Stories from the Rooftop
Earlier this month, I was in Santa Fe helping install rooftop solar panels on a job site with workers from locally-owned business Positive Energy Solar. Jobs in New Mexico’s solar industry increased by 54 percent last year. Almost 3,000 New Mexicans work in this rapidly growing field. It was great to talk with four New Mexicans on one of their job sites about what led them to this line of work. Here are their stories:
Joe, Solar Installer
Joe’s father was an electrician in Las Cruces and got him interested in this line of work. Joe studied geology at New Mexico State University, where he grew interested in working in renewable energy.
Rita, Solar Installer
Rita is an AmeriCorps and Habitat for Humanity alum. She wanted to continue to do work that allowed her to use her hands in an industry that is environmentally friendly. She told me that she has been an installer for one year.
Ryan, Solar Installer
Ryan always knew he wanted to do something that was hands-on. He originally went to school to be an architect but decided to change gears to complete a year and a half solar industry training program at Central New Mexico Community College. He is currently gaining new skills through an electrician training program thanks to support from Positive Energy Solar.
Wes, Field Manager
Wes manages the team of installers on each project. Wes went to school to study renewable energy. He started as a temporary worker for the company and has risen to a managing role.
After working with these New Mexico solar installers in the morning, I had the pleasure of joining the Santa Fe Green Chamber of Commerce for their monthly luncheon to talk about the enormous economic impact of clean energy and our public lands. While I was on the rooftop, I spoke with Santa Fe Public Radio KSFR.
With our incredible potential for both solar and wind energy alongside innovative research and development at our national laboratories and universities, New Mexico is poised to become a major producer and exporter of clean power. That will mean thousands of new jobs — from rural wind technicians to urban solar installers and maintenance workers.

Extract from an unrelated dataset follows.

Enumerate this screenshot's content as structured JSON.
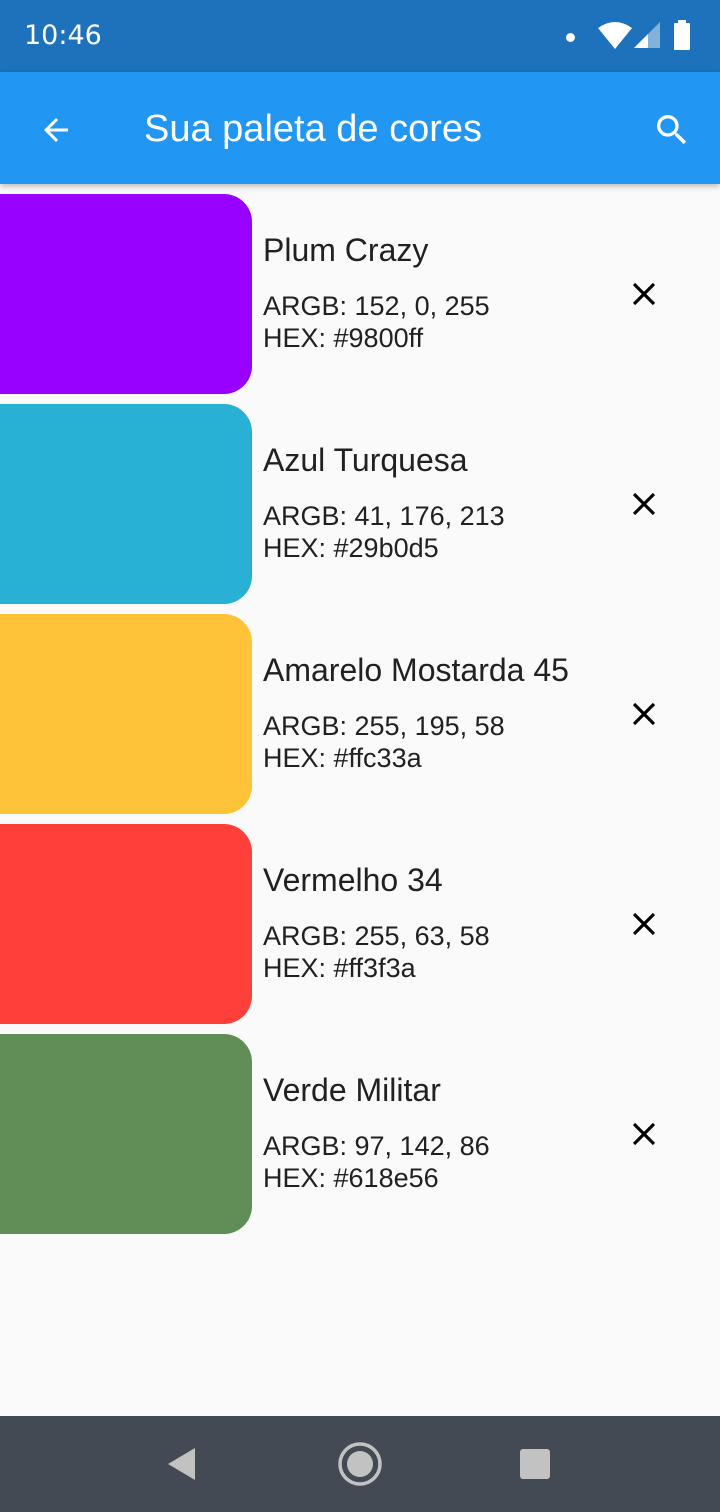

We should be doing everything we can to tap into this major economic opportunity and train New Mexico workers and students for these jobs of the future. I introduced the Energy Workforce for the 21st Century Act earlier this year to meet the growing clean energy workforce needs and create a comprehensive strategy at the Department of Energy to increase the participation of women and minorities throughout the energy sector.
Despite the many disheartening actions and decisions coming from the Trump White House, we are proving in New Mexico that we can meet our climate goals and move toward cleaner and more sustainable sources of energy while creating thousands of new jobs in our communities. I remain committed to using my role on the Senate Energy and Natural Resources Committee to keep moving our nation and state’s energy economy forward.